From March next year, the program will be re-named 7.30 and will have two hosts, Leigh Sales and Chris Uhlmann, replacing Kerry O’Brien who is soon to finish up on the program after 15 years.

Sales, currently a presenter of ABC’s Lateline and a contributor to The Drum, will front the new-look program from Sydney, while Uhlmann, with more than 20 years’ experience at ABC and currently a presenter on ABC News 24, will be the show’s Political Editor based in Canberra.

Also joining 7.30 will be ABC Online’s Chief Political Writer Annabel Crabb, providing her own take on political events.
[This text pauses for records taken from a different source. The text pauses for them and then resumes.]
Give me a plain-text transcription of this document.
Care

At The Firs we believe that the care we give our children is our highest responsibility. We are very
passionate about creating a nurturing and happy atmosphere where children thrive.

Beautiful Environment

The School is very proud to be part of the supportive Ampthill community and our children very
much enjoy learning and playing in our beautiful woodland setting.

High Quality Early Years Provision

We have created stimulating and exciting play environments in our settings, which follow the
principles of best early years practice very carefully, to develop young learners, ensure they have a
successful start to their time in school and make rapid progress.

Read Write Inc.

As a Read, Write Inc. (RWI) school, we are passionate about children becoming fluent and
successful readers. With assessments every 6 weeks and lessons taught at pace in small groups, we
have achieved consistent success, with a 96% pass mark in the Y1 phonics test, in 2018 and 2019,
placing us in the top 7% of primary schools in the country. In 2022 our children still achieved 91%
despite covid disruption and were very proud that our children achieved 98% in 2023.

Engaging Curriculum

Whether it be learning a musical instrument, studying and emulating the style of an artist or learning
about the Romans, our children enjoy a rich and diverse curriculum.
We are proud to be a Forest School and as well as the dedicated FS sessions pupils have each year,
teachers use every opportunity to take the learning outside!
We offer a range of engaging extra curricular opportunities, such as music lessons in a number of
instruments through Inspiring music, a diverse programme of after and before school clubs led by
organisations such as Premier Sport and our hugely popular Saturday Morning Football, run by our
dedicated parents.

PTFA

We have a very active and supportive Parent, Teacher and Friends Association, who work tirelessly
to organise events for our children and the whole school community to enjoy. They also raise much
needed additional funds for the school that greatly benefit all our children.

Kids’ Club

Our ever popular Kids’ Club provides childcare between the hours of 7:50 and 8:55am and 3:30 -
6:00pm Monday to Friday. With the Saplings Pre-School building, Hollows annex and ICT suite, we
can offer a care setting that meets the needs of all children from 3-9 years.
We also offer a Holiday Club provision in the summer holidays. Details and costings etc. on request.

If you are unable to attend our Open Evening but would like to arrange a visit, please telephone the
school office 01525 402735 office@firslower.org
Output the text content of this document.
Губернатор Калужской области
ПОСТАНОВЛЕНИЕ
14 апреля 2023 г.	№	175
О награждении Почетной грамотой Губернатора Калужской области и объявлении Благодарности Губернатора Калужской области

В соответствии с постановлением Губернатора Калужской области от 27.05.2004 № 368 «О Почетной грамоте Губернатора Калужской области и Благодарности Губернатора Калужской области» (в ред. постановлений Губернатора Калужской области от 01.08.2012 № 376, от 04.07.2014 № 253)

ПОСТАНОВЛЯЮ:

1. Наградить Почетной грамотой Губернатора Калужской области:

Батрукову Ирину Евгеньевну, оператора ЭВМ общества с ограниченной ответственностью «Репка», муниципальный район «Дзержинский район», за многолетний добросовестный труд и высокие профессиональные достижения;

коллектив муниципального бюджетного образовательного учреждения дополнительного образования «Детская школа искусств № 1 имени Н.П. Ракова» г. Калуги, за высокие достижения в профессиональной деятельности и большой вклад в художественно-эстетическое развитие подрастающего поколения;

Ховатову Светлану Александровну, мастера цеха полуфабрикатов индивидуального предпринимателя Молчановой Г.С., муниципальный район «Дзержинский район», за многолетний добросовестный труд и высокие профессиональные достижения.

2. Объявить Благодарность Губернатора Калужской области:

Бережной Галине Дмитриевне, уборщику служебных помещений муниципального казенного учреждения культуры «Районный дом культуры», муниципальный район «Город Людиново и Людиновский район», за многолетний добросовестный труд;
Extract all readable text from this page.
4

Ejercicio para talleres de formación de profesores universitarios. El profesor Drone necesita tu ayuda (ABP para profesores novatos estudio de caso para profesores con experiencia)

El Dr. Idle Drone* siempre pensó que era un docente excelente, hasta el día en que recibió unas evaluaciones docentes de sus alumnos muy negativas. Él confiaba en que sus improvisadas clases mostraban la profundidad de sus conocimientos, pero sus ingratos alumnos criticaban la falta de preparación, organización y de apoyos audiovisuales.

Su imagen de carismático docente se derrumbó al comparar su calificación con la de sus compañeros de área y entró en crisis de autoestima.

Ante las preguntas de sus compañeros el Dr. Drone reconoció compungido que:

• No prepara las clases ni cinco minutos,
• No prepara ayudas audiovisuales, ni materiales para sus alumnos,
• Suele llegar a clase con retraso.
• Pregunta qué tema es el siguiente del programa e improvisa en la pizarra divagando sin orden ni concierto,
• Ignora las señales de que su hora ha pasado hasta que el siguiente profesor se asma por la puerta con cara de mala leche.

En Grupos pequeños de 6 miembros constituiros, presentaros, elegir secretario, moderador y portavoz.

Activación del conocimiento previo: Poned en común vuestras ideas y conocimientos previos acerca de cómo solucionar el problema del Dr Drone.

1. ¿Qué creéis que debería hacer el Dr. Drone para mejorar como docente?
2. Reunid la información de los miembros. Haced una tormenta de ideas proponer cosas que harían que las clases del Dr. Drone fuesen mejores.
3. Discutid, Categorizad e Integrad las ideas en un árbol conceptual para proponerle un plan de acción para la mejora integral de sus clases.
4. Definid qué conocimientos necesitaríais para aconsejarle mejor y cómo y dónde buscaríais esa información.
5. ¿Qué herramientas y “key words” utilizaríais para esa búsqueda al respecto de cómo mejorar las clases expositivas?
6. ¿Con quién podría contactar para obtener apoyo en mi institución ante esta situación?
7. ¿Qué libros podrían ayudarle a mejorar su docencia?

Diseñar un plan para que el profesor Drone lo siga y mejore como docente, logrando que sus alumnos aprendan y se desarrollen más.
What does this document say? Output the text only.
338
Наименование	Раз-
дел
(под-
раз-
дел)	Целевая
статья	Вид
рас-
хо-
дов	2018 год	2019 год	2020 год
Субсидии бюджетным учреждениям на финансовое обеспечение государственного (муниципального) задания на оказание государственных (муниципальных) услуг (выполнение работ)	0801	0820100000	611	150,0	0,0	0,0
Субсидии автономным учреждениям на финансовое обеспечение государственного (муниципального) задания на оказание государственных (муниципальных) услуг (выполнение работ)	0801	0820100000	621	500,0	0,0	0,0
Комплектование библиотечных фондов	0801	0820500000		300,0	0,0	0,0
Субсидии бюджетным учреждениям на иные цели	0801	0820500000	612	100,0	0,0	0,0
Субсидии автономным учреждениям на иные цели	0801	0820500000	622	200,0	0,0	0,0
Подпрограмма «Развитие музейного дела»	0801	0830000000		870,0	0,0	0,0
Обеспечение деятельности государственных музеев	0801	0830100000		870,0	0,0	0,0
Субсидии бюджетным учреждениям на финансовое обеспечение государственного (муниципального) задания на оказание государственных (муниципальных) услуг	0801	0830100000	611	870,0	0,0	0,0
The changes come as The 7.30 Report reaches its 25th anniversary.  The program was launched in January 1986 from the remnants of the short-lived news and current affairs experiment, The National, which had wound up after less than a year on air.

The 7.30 Report began as a state-based current affairs program from each capital city and from 1996 was re-launched as a national program, hosted by O’Brien.

The change to the 7.30 brand will also affect the Friday night current affairs program Stateline, though it will continue to cover local issues each Friday in each state and territory – and if a big local story breaks during the week, 7.30 will cover the news at a local level.

As well as 7.30, the new year will signal another change for ABC news and current affairs – with morning program ABC News Breakfast being moved from digital channel ABC2 to the main ABC1 channel.  The transition will allow the block of children’s programming that currently appears on ABC1 each weekday morning to move to ABC2, coinciding with the expansion of the ABC For Kids brand on the digital channel.

In another program milestone, next year will also mark the 50th anniversary of current affairs program 4 Corners.